Brent Sr., who refuses to give his family name or their location more specific than the Carolina Mountains to protect their location, decided to construct a castle -- complete with drawbridge, portcullis and underground bunker -- to prepare for doomsday.
Brent Sr. and some of his 10 children are the stars of a new show on National Geographic, "Doomsday Castle," a spinoff of "Doomsday Preppers," premiering on Tuesday at 10 p.m.
Their motives may seem a little extreme, and while they may be the latest in a long string of strange families featured for reality shows -- think Honey Boo Boo, Jon and Kate, or the Duck Dynasty guys -- Brent and his family are really living this off-the-grid lifestyle.
When a computer glitch didn't bring on chaos on Jan. 1, 2001, Brent Sr. said his fears calmed for a bit, but then he decided an electromagnetic pulse could knock out the world's computers.
The castle, he says, would be to protect against marauders, stock supplies, and even wait out hurricanes.
"Most people have enough food for about 10 days," Brent Sr. said. "If there are no trucks to replenish the food supply, though, that's a major problem.
"If the government isn't there to help them out, fighting and looting will eventually start -- like you saw during Hurricane Katrina -- and could eventually reach the countryside."
"The calmest person in the world will turn into a savage if he sees his baby crying and his children go hungry. I built the castle to defend against marauders and to have a place that could function without electricity."
"When immorality gets to the point where we are at in our society, if God doesn't bring wrath, he removes his hand and [lets bad things happen]," Brent Sr. explains. "But there will be a time, I do believe, when the wrath will come and the end will come, and the Book of Revelation will come true."

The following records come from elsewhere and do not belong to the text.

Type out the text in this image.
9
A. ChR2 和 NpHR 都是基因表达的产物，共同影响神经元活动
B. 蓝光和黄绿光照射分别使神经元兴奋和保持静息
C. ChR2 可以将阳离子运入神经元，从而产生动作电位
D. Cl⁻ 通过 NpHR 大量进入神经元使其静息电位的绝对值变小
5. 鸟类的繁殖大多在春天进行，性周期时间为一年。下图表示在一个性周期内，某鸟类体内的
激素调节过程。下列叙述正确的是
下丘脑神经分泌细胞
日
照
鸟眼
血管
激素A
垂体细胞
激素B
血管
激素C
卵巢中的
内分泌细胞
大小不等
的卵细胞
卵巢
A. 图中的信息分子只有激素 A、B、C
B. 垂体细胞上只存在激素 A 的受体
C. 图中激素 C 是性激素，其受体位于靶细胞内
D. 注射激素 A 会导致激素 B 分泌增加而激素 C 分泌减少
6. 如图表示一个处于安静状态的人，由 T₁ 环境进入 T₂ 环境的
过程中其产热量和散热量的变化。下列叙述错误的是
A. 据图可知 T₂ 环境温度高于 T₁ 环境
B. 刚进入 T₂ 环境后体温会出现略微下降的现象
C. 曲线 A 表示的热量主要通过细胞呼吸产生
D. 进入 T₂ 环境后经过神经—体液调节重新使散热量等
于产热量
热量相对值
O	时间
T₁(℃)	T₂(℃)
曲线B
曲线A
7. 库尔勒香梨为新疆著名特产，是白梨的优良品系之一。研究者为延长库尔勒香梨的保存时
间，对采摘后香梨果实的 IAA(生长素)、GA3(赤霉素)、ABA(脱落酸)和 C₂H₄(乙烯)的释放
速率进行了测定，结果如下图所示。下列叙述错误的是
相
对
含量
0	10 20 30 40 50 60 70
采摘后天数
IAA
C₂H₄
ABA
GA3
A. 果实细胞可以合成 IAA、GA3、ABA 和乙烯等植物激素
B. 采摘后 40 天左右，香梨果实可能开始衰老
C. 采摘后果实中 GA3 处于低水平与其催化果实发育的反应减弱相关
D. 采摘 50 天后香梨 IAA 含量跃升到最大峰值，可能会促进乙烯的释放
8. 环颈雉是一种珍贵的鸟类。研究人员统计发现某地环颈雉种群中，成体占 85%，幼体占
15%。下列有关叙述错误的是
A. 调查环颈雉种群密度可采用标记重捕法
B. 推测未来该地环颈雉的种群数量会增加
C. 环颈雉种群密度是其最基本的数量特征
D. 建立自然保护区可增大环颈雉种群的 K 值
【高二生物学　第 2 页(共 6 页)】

Brent II, Brent Sr.'s son, was estranged from his family and was the one to call National Geographic for "Doomsday Preppers." He said that, while he doesn't buy into his dad's fear of a disaster, the lifestyle is healthy and it's helping him reconnect to his family.
"When I first told my dad [about calling the casting directors], he nearly disowned me," Brent II said. "But I kept working on him, and he eventually agreed that it'd be good to get this message about prepping out there."
"I think it's a very pessimistic view," he added. "But I do think it's a good idea to have a place to wait out hurricanes."